Home / Money / Q&a /  Muslims are allowed to make a Will through oral declaration

Should Shia Muslim parents write a Will to ensure their five children (three daughters and two sons) can acquire assets, including properties and bank accounts, equally and smoothly post their demise? Or is their a better way for succession planning for them? Will forced heirship Sharia law prevail over a valid Will? Can Sunni Muslims or Kutchi Memons also write a Will? What are the dos and don’ts for ensuring smooth succession planning for Muslims in India?

—Name withheld on request

In India, matters relating to succession and inheritance of a Muslim are governed by Muslim personal laws. According to Muslim personal law as applicable to Shia Muslims, a Mohammedan cannot dispose of by Will more than one-third of what remains of his property after his funeral expenses and debts are paid, unless his heirs consent to the bequest The bequest may be made to a stranger and/or to an heir (even without the consent of other heirs). However, if it exceeds one-third of the testator’s property, it is not valid unless the other heirs consent to this (which consent may be given either before or after the death of the testator).

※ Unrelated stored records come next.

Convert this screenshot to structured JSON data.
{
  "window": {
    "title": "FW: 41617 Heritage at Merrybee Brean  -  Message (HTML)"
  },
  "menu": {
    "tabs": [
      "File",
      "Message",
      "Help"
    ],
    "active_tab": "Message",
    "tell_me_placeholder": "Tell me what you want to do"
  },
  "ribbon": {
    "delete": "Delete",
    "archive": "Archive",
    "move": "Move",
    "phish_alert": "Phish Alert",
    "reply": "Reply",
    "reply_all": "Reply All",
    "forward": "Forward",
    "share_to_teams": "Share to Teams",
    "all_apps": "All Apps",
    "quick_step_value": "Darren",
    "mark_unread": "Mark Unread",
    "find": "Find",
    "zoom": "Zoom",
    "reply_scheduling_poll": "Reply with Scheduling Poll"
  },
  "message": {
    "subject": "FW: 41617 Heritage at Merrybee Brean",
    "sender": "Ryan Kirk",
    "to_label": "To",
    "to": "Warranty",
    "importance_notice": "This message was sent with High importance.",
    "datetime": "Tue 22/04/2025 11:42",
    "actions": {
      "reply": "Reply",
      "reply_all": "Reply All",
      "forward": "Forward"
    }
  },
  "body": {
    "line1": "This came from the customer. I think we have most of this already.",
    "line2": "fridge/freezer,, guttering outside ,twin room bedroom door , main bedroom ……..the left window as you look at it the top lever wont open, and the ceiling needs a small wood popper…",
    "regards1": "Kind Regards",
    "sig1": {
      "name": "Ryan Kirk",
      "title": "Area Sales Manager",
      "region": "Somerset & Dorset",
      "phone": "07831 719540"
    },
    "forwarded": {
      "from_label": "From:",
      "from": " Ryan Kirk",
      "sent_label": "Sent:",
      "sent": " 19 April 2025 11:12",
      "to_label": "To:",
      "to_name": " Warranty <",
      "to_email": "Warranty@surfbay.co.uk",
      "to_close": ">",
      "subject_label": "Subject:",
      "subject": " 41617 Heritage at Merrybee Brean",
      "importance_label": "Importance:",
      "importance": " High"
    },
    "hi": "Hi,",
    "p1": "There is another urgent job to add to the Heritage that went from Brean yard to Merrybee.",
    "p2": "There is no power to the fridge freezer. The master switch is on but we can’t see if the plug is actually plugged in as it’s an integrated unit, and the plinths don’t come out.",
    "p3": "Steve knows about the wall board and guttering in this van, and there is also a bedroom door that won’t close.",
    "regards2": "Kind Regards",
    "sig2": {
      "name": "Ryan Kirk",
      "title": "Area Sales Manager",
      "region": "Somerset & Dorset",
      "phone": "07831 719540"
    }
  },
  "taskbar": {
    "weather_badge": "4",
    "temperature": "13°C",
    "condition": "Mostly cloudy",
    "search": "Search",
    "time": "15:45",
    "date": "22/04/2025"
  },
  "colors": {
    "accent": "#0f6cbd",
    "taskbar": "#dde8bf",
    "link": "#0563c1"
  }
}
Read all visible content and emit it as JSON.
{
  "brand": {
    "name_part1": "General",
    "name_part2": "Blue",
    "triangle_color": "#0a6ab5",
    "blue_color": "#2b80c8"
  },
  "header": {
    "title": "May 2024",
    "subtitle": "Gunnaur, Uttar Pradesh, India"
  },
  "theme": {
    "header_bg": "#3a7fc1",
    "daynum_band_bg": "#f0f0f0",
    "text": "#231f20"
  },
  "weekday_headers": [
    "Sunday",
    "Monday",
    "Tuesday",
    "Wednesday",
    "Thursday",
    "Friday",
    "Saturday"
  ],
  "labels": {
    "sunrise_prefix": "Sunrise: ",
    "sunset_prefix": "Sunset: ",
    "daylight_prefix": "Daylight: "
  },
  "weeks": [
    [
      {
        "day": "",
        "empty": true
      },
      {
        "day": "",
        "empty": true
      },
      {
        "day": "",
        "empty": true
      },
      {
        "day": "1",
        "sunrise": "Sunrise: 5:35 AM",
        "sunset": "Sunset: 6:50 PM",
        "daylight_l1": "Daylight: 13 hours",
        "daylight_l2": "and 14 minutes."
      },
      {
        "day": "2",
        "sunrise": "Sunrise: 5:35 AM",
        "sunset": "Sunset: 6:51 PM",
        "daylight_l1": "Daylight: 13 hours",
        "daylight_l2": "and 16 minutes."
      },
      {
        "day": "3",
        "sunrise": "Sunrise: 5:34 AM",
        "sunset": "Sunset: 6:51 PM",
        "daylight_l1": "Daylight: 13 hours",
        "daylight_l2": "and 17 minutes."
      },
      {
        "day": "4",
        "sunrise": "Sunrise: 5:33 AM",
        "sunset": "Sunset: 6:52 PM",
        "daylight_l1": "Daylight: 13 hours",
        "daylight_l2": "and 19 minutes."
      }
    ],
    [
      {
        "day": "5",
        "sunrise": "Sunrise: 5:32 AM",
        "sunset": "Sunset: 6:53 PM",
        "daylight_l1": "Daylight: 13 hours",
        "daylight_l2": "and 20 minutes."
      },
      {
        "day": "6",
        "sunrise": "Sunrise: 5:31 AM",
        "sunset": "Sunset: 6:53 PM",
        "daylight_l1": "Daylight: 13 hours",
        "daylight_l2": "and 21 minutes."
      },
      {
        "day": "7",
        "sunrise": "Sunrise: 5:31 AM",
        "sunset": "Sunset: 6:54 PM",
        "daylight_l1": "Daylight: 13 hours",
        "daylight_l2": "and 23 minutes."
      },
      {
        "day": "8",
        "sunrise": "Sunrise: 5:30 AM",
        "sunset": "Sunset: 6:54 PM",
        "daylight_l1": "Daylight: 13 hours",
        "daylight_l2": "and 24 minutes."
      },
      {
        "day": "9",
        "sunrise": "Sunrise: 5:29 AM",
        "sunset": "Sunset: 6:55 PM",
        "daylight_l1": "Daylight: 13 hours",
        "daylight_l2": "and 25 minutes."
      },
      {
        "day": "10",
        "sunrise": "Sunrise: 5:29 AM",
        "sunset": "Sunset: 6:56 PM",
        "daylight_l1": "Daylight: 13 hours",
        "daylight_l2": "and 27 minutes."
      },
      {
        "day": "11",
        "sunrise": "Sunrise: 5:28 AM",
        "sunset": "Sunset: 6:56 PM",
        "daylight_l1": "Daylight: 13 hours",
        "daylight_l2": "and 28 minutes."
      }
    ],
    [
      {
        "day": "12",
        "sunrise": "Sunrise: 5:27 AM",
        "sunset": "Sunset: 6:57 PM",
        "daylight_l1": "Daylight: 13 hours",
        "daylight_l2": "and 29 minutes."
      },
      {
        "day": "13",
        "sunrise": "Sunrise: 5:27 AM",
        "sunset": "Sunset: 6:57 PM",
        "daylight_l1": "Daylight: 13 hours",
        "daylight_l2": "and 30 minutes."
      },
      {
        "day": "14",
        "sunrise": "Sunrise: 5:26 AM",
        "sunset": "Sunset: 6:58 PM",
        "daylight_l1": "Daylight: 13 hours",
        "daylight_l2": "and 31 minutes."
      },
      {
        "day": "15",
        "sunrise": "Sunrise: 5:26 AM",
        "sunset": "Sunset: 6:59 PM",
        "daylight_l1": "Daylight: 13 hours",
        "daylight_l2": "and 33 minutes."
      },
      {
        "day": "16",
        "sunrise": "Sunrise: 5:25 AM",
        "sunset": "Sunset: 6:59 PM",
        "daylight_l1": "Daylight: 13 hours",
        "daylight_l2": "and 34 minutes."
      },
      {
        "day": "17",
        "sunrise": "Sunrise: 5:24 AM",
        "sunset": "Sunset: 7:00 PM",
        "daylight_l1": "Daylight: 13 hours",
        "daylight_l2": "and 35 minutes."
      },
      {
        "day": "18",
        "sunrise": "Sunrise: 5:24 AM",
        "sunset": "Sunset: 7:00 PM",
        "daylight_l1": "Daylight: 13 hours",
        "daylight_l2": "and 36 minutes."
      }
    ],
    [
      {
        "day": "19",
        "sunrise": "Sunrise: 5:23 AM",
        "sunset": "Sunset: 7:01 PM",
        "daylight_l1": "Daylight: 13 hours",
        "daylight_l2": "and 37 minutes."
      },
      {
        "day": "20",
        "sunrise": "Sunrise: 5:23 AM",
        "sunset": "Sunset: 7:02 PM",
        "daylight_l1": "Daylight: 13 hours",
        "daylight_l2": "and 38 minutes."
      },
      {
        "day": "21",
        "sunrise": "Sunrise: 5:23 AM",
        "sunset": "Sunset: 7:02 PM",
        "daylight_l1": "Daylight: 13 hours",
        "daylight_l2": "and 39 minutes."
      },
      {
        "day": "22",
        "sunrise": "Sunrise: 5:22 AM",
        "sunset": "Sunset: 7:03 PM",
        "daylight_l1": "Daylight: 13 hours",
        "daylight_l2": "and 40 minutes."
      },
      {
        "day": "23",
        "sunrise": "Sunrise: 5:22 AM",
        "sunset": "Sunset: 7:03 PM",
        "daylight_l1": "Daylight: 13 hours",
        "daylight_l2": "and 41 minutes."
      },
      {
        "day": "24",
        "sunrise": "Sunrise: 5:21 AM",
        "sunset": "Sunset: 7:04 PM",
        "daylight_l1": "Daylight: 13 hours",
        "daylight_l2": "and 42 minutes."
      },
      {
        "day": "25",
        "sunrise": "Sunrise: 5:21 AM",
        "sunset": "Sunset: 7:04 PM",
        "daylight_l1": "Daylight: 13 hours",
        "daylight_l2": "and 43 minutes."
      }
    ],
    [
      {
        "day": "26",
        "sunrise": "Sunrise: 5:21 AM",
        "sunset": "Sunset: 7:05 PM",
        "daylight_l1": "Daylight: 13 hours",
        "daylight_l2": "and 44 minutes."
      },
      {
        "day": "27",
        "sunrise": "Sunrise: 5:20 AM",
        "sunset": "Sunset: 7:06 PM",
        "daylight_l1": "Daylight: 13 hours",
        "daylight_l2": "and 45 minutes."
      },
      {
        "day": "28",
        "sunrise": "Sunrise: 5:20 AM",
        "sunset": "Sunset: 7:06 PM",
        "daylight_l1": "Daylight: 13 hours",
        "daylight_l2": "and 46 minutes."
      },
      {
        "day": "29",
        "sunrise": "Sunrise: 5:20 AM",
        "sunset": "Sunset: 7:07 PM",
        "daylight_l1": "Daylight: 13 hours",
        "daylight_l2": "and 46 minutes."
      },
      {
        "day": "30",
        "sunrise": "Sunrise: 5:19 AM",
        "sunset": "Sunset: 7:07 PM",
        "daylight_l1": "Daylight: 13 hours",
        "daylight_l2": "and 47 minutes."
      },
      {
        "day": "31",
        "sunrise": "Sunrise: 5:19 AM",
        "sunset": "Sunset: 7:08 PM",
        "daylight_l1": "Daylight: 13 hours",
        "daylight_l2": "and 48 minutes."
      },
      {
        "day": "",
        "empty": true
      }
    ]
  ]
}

In case of the intestate succession of the remaining estate (that is; succession of that part of the estate which is not disposed of by Will) of a Shia Muslim, it is divided among legal heirs as per Mohammedan law as applicable to Shias. If your father predeceases your mother, the estate of your father would devolve in the following manner as per Mohammedan law applicable to Shias: your mother will be entitled to get a 12.5% share in her husband’s property, the brothers (as sons) would each get a 25% share and the sisters (as daughters) will each get a share of 12.5% in the father’s property.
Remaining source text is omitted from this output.